Dove’s ‘Real Beauty Sketches’ online video was another memorable work that year that won a Titanium Grand Prix. The film featured a police sketch artist drawing portraits of women based on how they portray themselves. He then drew the same person from another person description. One of the best years for creativity it was a year dedicated to the power of inner beauty.
The next year, 2014, saw the coming together of technology and some of the best creative ideas. For car racing followers, Dentsu, Honda Motor and Rhizomatiks’ light and sound project Sound of Honda—Ayrton Senna’s Fastest F1 Lap (1989) is more than a visual treat, it is the moment when history is relived through the sound of a racing car.
Through the help of light and sound the companies resurrected engine sound from Ayrton Senna’s 24 year-old victory lap. This was one idea which saw technology and creativity joining hands to create something spectacular.
That year a ten-year-old-girl called Sweetie from Philippines took the world by storm. In an effort to tighten the noose on pedophiles, a virtual girl was created by the Dutch advertising agency Lemz and the charity Terre Des Hommes Netherlands. About 1,000 men from across the world were caught in the act. The charity and the agency sent the details including that of 110 British men to Interpol. It won a gold Cyber Lion at Cannes.
Volvo Epic Split featuring Hollywood star Jean-Claude Van Damme doing an implausible split between two moving trucks, still remains fresh in my memory. The ad was a classic example of marrying celebrity and the ‘wow’ factor to drive the brand message home.
And as I leave for Cannes I cannot stop thinking about some of the work submitted this year that have left an impression on my mind. Like many of us, I am equally curious to find out if these campaigns will take back a Lion or two home. To begin with, after its very emotional ‘Thank you Mom’ campaign, Proctor & Gamble has returned this year with ‘Like a girl’ campaign for its feminine hygiene brand Always. In the ad, a group of adults and teens are asked to act what it means to do something ‘like a girl’. The ad has been viewed 80 million times in 150 countries and shared by 1.5 million people until January this year.
Women’s magazine Cosmopolitan featuring a shocking cover picture that appears to show a woman being suffocated to raise awareness of honour-based killings is one of the print campaigns that has left a hard hitting impact on my heart and mind. Created by Leo Burnett, the campaign highlights the work by charity Karma Nirvana.
And I can go on writing about more campaigns. But I reluctantly put a full stop here by mentioning one last creative work that has captured my imagination this year.

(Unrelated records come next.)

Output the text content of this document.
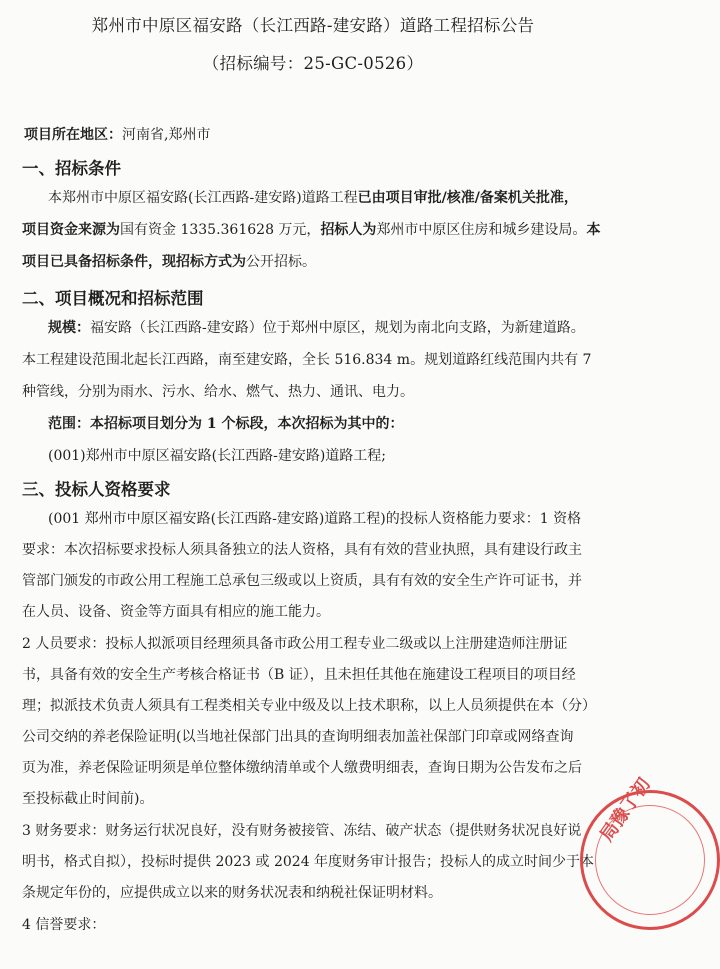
郑州市中原区福安路（长江西路-建安路）道路工程招标公告
（招标编号：25-GC-0526）
项目所在地区：河南省,郑州市
一、招标条件
本郑州市中原区福安路(长江西路-建安路)道路工程已由项目审批/核准/备案机关批准，
项目资金来源为国有资金 1335.361628 万元，招标人为郑州市中原区住房和城乡建设局。本
项目已具备招标条件，现招标方式为公开招标。
二、项目概况和招标范围
规模：福安路（长江西路-建安路）位于郑州中原区，规划为南北向支路，为新建道路。
本工程建设范围北起长江西路，南至建安路，全长 516.834 m。规划道路红线范围内共有 7
种管线，分别为雨水、污水、给水、燃气、热力、通讯、电力。
范围：本招标项目划分为 1 个标段，本次招标为其中的：
(001)郑州市中原区福安路(长江西路-建安路)道路工程;
三、投标人资格要求
(001 郑州市中原区福安路(长江西路-建安路)道路工程)的投标人资格能力要求：1 资格
要求：本次招标要求投标人须具备独立的法人资格，具有有效的营业执照，具有建设行政主
管部门颁发的市政公用工程施工总承包三级或以上资质，具有有效的安全生产许可证书，并
在人员、设备、资金等方面具有相应的施工能力。
2 人员要求：投标人拟派项目经理须具备市政公用工程专业二级或以上注册建造师注册证
书，具备有效的安全生产考核合格证书（B 证），且未担任其他在施建设工程项目的项目经
理；拟派技术负责人须具有工程类相关专业中级及以上技术职称，以上人员须提供在本（分）
公司交纳的养老保险证明(以当地社保部门出具的查询明细表加盖社保部门印章或网络查询
页为准，养老保险证明须是单位整体缴纳清单或个人缴费明细表，查询日期为公告发布之后
至投标截止时间前)。
3 财务要求：财务运行状况良好，没有财务被接管、冻结、破产状态（提供财务状况良好说
明书，格式自拟），投标时提供 2023 或 2024 年度财务审计报告；投标人的成立时间少于本
条规定年份的，应提供成立以来的财务状况表和纳税社保证明材料。
4 信誉要求：
局豫了初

Guinness Beer’s ‘Made of Black’ campaign that links the colour of its beer, which is very dark and almost black, to the colourful spirit of Africans. The two-minute ad film features local artists and performers in a medley of dance and art propelled by singer Kanye West’s ‘Black Skinhead’ song.
With this I am geared for a week full of surprises. As for all the creative work that has been entered I say, ‘May the odds be ever in your favour’.